Jay Reding.com

Romney’s Faith In America Speech

I happened to catch most of Mitt Romney’s “Faith in America” speech and was quite impressed by it. Apparently, others have had the same reaction. (NRO’s The Corner has plenty of other reactions.)

Romney could have easily hurt himself with this speech, but at the very least he’s no worse off than he was before—and now that he’s delivered a speech that shows real passion, I have a feeling it will give him a decent boost. Perhaps not enough to keep Huckabee from winning in Iowa, but enough to keep him in the race.

His rhetoric was excellent, and I also appreciated his metaphor of the loss of Europe’s Christian heritage and the rise of radical Islam. However, the part that really got to me was the end:

Recall the early days of the First Continental Congress in Philadelphia, during the fall of 1774. With Boston occupied by British troops, there were rumors of imminent hostilities and fears of an impending war. In this time of peril, someone suggested that they pray. But there were objections. “They were too divided in religious sentiments,” what with Episcopalians and Quakers, Anabaptists and Congregationalists, Presbyterians and Catholics.

Then Sam Adams rose, and said he would hear a prayer from anyone of piety and good character, as long as they were a patriot.

And so together they prayed, and together they fought, and together, by the grace of God … they founded this great nation.

I have to admit, in terms of American political rhetoric, I think that part of Romney’s speech was the best of 2007 by a long shot. It was delivered with real passion and conviction, and the message was strong: religious convictions do matter, but they matter in terms of the common principles we all share. There will be those whose theological differences with the Latter-Day Saints will never allow them to support a Mormon for public office—and while I find that attitude perilously close to requiring a religious test for office, there is nothing in the Constitution which prevents individual voters from exercising their individual consciences in picking a Presidential candidate. However, for those wondering just how Romney’s faith will or will not influence his job as a President got their answer.

Romney did exclude atheists and agnostics from his speech, which was a notable and lamentable omission. Still, they’re not the audience that Romney is going for at this point in the race. He’ll have to recognize those groups later and more fully explain how they fit into his vision of America, but that is a task for another day. This was a speech that was directly primarily at Evangelical Christians, and Romney spoke convincingly to his intended audience in language they could understand and appreciate.

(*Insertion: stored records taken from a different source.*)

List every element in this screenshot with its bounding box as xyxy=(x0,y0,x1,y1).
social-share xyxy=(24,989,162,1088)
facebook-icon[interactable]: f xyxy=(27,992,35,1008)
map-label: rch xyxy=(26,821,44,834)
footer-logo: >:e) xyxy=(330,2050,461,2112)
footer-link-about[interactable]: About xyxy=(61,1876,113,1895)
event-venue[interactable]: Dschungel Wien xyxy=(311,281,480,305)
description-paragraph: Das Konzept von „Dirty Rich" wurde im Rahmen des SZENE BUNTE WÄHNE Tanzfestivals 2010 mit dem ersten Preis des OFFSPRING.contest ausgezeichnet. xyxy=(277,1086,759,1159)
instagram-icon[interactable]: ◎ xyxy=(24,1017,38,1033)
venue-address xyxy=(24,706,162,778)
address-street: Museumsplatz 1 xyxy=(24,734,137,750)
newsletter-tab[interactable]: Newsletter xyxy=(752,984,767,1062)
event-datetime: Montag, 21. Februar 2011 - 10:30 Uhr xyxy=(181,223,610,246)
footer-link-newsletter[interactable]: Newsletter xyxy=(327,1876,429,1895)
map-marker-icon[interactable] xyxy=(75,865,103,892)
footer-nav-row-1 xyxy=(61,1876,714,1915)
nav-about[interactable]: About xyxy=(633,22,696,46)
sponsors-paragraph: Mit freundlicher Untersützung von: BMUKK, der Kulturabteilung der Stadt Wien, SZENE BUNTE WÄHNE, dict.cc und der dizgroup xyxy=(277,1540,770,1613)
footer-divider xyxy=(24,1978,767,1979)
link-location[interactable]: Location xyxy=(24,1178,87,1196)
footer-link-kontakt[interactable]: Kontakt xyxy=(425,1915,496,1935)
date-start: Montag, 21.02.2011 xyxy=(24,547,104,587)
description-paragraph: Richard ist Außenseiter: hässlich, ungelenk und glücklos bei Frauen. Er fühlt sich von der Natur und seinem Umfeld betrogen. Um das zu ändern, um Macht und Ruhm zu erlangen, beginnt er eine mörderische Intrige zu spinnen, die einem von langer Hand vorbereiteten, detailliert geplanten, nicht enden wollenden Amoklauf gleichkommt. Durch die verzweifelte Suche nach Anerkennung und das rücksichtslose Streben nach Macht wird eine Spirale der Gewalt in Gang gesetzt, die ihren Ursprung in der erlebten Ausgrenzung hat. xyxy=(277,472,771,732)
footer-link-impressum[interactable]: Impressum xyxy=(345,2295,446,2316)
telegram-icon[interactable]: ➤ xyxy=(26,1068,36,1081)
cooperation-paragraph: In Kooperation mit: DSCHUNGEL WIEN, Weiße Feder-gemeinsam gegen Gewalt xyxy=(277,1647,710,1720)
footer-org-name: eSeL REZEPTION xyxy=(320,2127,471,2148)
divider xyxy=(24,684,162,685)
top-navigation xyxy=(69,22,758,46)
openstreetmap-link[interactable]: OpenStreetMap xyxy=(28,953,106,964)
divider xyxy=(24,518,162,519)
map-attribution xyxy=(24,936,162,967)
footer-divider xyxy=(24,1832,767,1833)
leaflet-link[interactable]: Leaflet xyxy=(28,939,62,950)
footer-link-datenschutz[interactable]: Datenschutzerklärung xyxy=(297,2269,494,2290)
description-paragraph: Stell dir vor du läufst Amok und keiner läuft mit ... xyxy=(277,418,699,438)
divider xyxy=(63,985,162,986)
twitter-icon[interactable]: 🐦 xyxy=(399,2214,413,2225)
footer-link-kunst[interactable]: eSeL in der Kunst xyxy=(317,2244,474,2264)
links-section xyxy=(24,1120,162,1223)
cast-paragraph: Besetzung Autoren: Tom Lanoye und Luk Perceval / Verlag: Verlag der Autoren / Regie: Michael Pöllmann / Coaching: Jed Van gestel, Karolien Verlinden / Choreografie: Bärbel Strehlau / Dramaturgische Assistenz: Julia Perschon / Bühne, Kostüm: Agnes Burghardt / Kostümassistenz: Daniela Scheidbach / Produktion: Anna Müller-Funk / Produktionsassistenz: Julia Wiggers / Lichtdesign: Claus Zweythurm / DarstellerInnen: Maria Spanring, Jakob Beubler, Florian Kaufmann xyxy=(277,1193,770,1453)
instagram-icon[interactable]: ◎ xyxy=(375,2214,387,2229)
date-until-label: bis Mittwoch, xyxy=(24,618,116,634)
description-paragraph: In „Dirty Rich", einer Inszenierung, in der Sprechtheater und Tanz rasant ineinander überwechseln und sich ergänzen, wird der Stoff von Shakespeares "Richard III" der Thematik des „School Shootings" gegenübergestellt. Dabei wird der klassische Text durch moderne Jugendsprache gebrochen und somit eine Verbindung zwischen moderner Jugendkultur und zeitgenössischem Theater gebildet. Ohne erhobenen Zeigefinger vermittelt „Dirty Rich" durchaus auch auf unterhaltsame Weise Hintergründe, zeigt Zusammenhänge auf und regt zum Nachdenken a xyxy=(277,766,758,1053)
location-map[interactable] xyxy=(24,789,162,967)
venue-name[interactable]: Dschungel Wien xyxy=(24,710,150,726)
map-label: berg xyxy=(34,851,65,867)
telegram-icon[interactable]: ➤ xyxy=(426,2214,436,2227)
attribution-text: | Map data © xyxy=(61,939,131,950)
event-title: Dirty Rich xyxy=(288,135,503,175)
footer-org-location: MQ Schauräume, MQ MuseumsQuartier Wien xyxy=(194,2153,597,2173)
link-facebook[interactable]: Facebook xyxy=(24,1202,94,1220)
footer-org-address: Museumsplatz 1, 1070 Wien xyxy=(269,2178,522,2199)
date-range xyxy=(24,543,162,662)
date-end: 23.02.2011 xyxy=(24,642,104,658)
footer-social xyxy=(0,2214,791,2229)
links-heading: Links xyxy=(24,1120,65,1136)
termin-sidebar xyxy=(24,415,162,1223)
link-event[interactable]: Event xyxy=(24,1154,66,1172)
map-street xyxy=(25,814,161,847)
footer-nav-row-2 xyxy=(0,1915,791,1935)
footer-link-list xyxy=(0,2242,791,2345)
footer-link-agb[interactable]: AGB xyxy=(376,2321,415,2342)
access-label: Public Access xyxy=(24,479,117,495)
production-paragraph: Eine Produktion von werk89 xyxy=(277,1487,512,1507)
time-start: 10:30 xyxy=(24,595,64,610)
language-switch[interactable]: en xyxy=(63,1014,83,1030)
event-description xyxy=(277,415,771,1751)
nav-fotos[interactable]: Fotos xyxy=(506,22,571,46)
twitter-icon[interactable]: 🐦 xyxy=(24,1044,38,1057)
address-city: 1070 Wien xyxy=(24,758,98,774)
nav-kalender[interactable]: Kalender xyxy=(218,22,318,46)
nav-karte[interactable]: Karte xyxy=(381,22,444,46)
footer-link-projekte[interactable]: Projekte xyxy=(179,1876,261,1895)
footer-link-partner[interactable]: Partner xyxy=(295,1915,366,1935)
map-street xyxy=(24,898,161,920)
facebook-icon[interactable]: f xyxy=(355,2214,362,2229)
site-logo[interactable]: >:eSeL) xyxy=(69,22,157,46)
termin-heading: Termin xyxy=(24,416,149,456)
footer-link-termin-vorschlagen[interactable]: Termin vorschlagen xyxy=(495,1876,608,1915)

In the end, I don’t think Romney will get the nomination, and if he loses Iowa I think he’ll be sunk. Still, today’s speech was a masterwork of American rhetoric, a great speech about our shared values as a society, and it was delivered very well. This was Romney at his best, and he looked and sounded like someone who could do justice to the Office of President. It may not be enough to win the race, but it’s still a speech that will be remembered as one of the best political addresses of the year and perhaps one of the better ones of our times.